На фройляйн Вебер была в этот день светлая, благоухающая свежестью блузка с глубоким вырезом и нашитыми золотыми звездами. Кроме того, новенькая узкая льняная юбка и светло-бежевые, очевидно, тоже новые открытые лодочки на низком каблуке. В столовой она выбрала меню под № 1 (брюссельская капуста, мясной рулет, жареный картофель и салат), я выбрал меню № 2 (отварная форель с отварным картофелем и десерт). Еще пока мы искали для себя место, я заверил фройляйн Вебер, что убогие синтетические подносы, на которых стояли тарелки с едой, никак не сочетаются с ее новеньким нарядом. Я уже хотел было добавить, что они больше подходят к моему прокуренному и пропыленному пиджаку, но сдержался. Мы нашли два места рядом с аквариумом. Позади нас сидело несколько складских рабочих и укладчиц возрастом постарше, мало уделявших внимания своим производственным проблемам. Фройляйн Вебер позволила себе сделать критические замечания в адрес коллег, которые сидели уткнувшись носом в тарелку, даже не сняв ее предварительно с подноса.
«Я никогда не смогла бы есть с подноса, – сказала она, – у меня было бы такое чувство, будто я нахожусь в интернате или сельском приюте».

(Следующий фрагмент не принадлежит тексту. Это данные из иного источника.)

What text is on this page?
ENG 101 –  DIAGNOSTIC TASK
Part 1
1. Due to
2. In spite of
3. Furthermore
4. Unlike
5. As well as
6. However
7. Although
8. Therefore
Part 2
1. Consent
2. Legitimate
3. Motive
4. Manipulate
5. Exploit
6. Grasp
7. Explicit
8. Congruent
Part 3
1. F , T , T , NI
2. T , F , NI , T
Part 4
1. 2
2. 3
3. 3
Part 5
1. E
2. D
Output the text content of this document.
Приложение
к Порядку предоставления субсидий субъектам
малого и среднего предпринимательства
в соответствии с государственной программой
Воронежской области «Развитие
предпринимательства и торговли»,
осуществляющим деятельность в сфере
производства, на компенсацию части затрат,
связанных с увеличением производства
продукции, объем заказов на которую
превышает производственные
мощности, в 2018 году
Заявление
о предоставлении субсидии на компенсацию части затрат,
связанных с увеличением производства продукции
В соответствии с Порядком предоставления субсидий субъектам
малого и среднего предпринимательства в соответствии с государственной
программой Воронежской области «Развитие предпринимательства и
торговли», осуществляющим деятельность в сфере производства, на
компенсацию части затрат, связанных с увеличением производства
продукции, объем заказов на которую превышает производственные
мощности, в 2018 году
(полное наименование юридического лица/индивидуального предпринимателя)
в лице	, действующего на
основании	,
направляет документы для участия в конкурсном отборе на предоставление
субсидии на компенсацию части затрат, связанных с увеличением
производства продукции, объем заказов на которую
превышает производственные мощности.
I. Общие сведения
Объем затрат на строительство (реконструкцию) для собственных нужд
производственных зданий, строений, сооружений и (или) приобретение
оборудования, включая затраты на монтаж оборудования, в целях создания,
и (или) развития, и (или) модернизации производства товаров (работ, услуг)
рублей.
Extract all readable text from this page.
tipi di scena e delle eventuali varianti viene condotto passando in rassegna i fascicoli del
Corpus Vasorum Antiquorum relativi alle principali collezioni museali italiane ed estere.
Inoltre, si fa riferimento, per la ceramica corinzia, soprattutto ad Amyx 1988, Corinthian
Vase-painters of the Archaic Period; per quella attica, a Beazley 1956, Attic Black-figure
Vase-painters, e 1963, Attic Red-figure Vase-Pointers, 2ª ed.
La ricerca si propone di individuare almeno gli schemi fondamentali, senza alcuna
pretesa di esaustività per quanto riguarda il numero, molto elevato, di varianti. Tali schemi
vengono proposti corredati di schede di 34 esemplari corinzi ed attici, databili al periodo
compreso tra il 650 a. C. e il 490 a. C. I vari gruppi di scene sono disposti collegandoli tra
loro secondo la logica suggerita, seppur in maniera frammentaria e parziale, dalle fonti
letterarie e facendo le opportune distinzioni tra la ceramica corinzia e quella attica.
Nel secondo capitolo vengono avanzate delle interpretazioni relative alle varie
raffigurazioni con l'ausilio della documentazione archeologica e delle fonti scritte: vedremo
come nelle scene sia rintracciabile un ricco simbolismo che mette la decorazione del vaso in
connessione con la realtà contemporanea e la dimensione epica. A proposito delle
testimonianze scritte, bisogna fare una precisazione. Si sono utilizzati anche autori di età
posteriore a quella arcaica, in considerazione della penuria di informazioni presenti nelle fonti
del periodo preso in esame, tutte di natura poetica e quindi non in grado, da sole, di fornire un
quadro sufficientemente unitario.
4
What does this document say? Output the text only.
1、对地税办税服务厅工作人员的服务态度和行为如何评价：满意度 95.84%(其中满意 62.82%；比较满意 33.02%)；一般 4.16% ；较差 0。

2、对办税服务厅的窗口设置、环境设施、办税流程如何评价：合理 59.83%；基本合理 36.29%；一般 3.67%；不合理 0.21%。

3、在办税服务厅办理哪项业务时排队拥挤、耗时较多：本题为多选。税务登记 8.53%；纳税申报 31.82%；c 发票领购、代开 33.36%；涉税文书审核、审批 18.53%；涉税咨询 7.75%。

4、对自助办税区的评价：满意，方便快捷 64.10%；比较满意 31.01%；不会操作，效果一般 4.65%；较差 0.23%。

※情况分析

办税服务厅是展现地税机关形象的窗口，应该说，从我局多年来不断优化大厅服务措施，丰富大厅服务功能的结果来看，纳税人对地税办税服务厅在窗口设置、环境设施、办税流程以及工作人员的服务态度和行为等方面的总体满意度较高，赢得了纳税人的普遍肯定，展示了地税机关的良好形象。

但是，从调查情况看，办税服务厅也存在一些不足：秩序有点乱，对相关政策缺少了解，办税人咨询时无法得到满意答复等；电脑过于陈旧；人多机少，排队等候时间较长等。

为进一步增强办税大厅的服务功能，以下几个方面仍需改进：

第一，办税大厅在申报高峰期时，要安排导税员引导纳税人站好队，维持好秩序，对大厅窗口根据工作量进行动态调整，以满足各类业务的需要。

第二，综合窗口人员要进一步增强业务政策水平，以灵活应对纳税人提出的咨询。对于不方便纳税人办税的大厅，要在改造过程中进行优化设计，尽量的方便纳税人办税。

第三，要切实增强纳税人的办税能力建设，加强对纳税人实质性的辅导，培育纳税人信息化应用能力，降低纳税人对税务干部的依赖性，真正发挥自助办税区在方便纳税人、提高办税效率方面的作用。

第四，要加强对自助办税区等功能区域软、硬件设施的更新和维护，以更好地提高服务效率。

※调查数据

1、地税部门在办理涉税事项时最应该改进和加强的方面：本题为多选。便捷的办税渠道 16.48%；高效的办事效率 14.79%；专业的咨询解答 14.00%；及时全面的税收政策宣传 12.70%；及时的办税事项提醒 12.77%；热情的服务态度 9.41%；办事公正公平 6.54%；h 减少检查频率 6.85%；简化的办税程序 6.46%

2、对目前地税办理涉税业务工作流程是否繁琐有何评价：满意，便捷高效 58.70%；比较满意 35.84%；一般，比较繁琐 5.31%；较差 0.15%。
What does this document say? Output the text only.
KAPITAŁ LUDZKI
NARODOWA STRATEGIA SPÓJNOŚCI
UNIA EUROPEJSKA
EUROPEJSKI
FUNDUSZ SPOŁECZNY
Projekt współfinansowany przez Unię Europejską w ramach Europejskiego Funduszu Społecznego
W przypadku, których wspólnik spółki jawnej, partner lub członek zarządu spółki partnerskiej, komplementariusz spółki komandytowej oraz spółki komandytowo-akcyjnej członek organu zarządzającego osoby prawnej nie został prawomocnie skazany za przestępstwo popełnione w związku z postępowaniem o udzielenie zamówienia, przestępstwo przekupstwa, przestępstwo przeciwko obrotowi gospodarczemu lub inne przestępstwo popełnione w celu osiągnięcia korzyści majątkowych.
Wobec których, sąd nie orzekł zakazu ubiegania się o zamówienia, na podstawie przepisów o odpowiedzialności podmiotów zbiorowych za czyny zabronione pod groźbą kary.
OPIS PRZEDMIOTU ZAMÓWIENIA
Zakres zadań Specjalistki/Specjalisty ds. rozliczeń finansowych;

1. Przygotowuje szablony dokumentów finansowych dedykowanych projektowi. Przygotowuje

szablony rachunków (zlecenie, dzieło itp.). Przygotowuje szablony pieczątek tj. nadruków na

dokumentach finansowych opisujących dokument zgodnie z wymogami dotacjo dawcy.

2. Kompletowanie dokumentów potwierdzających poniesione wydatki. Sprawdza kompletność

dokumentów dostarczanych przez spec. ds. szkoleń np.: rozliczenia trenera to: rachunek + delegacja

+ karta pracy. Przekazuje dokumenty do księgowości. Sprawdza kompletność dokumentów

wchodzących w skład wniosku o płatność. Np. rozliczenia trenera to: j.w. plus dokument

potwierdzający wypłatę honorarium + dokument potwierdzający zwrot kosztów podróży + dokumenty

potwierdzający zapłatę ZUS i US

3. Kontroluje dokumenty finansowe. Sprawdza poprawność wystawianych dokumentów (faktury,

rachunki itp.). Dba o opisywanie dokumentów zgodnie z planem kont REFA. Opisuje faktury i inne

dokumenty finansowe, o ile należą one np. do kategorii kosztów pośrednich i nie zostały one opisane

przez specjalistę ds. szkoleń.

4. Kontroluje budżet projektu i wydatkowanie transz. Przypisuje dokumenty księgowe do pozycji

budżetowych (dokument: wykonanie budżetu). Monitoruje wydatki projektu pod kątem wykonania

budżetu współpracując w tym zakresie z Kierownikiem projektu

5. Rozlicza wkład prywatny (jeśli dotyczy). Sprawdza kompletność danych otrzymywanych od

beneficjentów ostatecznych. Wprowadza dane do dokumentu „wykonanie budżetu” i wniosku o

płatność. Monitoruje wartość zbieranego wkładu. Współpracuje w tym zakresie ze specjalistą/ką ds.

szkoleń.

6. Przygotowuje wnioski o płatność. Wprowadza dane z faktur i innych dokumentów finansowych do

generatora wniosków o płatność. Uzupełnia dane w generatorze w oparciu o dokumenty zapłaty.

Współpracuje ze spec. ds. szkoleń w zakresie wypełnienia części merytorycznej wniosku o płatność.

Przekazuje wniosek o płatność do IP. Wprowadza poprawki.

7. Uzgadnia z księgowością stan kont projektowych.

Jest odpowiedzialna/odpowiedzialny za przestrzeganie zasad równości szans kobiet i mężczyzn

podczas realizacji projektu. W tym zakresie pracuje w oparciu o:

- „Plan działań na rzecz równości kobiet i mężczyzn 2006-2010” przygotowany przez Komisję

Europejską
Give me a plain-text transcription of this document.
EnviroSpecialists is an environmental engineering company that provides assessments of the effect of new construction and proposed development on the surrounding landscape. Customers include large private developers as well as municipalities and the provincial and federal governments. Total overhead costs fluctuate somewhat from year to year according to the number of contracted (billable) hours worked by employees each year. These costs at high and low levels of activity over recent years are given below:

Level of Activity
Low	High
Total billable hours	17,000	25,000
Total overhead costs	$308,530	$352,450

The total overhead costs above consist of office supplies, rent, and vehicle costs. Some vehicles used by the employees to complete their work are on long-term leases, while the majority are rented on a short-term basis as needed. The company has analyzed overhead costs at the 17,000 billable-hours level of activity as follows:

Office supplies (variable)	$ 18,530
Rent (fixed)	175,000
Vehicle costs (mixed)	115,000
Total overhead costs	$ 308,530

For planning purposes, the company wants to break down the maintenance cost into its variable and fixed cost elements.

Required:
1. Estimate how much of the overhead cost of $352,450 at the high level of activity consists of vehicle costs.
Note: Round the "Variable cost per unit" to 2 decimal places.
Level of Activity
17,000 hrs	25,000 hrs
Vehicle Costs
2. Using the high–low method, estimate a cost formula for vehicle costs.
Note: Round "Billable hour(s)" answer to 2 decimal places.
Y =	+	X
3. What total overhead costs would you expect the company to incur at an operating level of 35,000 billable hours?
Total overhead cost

Я рассеянно кивнул, глядя на маленьких красных рыбок в аквариуме, преследовавших друг друга и образовывавших новые стайки, которые тут же и распадались. Я подумал, говорить или нет, что ощущение интерната исходит, возможно, не от подносов, а от распределения полезной площади на тарелке. Каждая тарелка разделена на три пищевых сектора, отделенные друг от друга небольшими бортиками. На каждой тарелке есть сектор побольше, куда обычно кладут порцию мяса под соусом, а рядом два отсека поменьше – для гарнира. Благодаря бортикам пища не смешивается. Но фройляйн Вебер рассказывала уже про танцевальные турниры, куда она ходила, и то и дело протягивала ко мне свои оголенные руки, сжимала и разжимала пальцы, запускала их себе под мышки, почесывалась, выталкивая тыльной стороной руки грудь поближе к вырезу. Один раз она подняла обеими руками волосы и показала мне свои ушки. Я спрашивал себя, не является ли этот физический акт эротическим сигналом для меня. Собственно, фройляйн Вебер нравилась мне. Я уже не раз задумывался над тем, а не назначить ли ей свидание. Я опасался только, что мне придется говорить с ней о моей жизни и признаться ей в том, что в скором будущем я опять превращусь в ученика, а вот об этом мне распространяться не хотелось. В эту дыру безвыходности из собственной ситуации проваливались до сих пор все появлявшиеся у меня намерения. Фройляйн Вебер объявила, что в выходные опять пойдет на танцевальный турнир, хотя У нее и нет особого желания.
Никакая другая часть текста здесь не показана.